Step 3 — Validate the edit conceptually
After writing the XML, mentally walk through:
- Does every
obj-entity.dbEntityName resolve to an existing <db-entity>?
- Does every
obj-attribute.db-attribute-path resolve to a column on the right DbEntity?
- Does every
obj-relationship.db-relationship-path resolve to a chain of existing <db-relationship> entries?
- Are PK and FK columns marked
isMandatory="true" where the DB enforces NOT NULL?
If anything fails, fix it before reporting done.
Step 4 — Offer the right next step
- If you modified entities and the DataMap has a
<cgen> block: suggest invoking the cayenne-cgen skill to regenerate Java classes. Mention which entities are affected.
- If the user added a new entity and there's no Java class yet: same — recommend
cayenne-cgen.
- If the user is asking about a full DB sync (importing many tables, syncing with a changed schema): hand off to
cayenne-reverse-engineer. Do not try to script this via XML edits.
- If the change is structurally messy (bulk renaming relationships, visual graph rework): suggest the
cayenne-modeler skill. Otherwise do not.
Anti-patterns
- Don't hand-edit
_<Entity>.java superclass files. They are regenerated by cgen and your changes will be overwritten. Edit the user <Entity>.java subclass instead.
- Don't add an
obj-relationship without a db-relationship. Cayenne will validate-fail at runtime.
- Don't use primitive Java types (
int, long, boolean) as obj-attribute type for nullable columns. Primitives can't represent NULL. Use wrappers.
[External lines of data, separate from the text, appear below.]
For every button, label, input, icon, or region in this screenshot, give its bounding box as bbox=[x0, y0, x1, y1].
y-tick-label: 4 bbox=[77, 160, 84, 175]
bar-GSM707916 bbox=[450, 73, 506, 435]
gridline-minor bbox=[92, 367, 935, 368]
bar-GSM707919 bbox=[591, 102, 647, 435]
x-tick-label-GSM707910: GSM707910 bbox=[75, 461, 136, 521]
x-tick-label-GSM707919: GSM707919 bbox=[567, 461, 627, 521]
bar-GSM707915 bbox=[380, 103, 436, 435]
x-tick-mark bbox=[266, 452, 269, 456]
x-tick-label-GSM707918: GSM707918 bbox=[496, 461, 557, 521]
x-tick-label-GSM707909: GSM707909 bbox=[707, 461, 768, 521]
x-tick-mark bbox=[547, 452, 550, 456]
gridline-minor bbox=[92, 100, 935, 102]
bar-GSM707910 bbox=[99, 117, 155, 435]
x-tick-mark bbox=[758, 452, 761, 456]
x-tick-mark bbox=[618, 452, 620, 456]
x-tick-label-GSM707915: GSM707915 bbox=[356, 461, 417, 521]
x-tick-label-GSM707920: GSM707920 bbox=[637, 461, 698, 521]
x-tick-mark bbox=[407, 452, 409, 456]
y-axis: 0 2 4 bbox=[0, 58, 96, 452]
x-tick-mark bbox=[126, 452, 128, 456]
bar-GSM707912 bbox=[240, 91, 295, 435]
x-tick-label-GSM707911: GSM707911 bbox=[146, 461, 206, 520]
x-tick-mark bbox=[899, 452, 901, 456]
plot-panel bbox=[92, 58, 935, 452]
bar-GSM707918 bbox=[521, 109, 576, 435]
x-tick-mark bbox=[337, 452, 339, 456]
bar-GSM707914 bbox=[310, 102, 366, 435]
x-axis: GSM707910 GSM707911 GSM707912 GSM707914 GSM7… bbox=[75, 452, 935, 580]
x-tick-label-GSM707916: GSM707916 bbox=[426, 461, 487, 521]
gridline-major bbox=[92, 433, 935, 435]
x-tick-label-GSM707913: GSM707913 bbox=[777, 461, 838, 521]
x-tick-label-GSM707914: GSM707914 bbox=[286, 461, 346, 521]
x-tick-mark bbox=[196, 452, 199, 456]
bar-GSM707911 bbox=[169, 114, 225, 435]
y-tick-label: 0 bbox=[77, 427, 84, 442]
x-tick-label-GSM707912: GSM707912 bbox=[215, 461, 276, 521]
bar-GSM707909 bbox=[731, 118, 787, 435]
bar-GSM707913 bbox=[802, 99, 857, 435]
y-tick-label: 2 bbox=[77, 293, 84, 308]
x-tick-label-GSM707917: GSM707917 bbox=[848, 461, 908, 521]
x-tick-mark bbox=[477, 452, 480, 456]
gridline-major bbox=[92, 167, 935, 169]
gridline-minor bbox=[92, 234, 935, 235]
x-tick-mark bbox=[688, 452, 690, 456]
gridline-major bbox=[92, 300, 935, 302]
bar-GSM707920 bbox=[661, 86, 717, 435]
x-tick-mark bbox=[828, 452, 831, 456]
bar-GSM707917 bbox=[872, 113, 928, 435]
- Don't reorder existing elements. The schema requires the order documented above; reordering existing elements may also create noisy diffs.
- Don't run cgen yourself. That's
cayenne-cgen's job — invoke that skill instead of calling the MCP tool directly here.
- Don't suggest
mvn cayenne:cdbimport or any Maven/Gradle plugin goal. Those are explicitly out of scope for this plugin.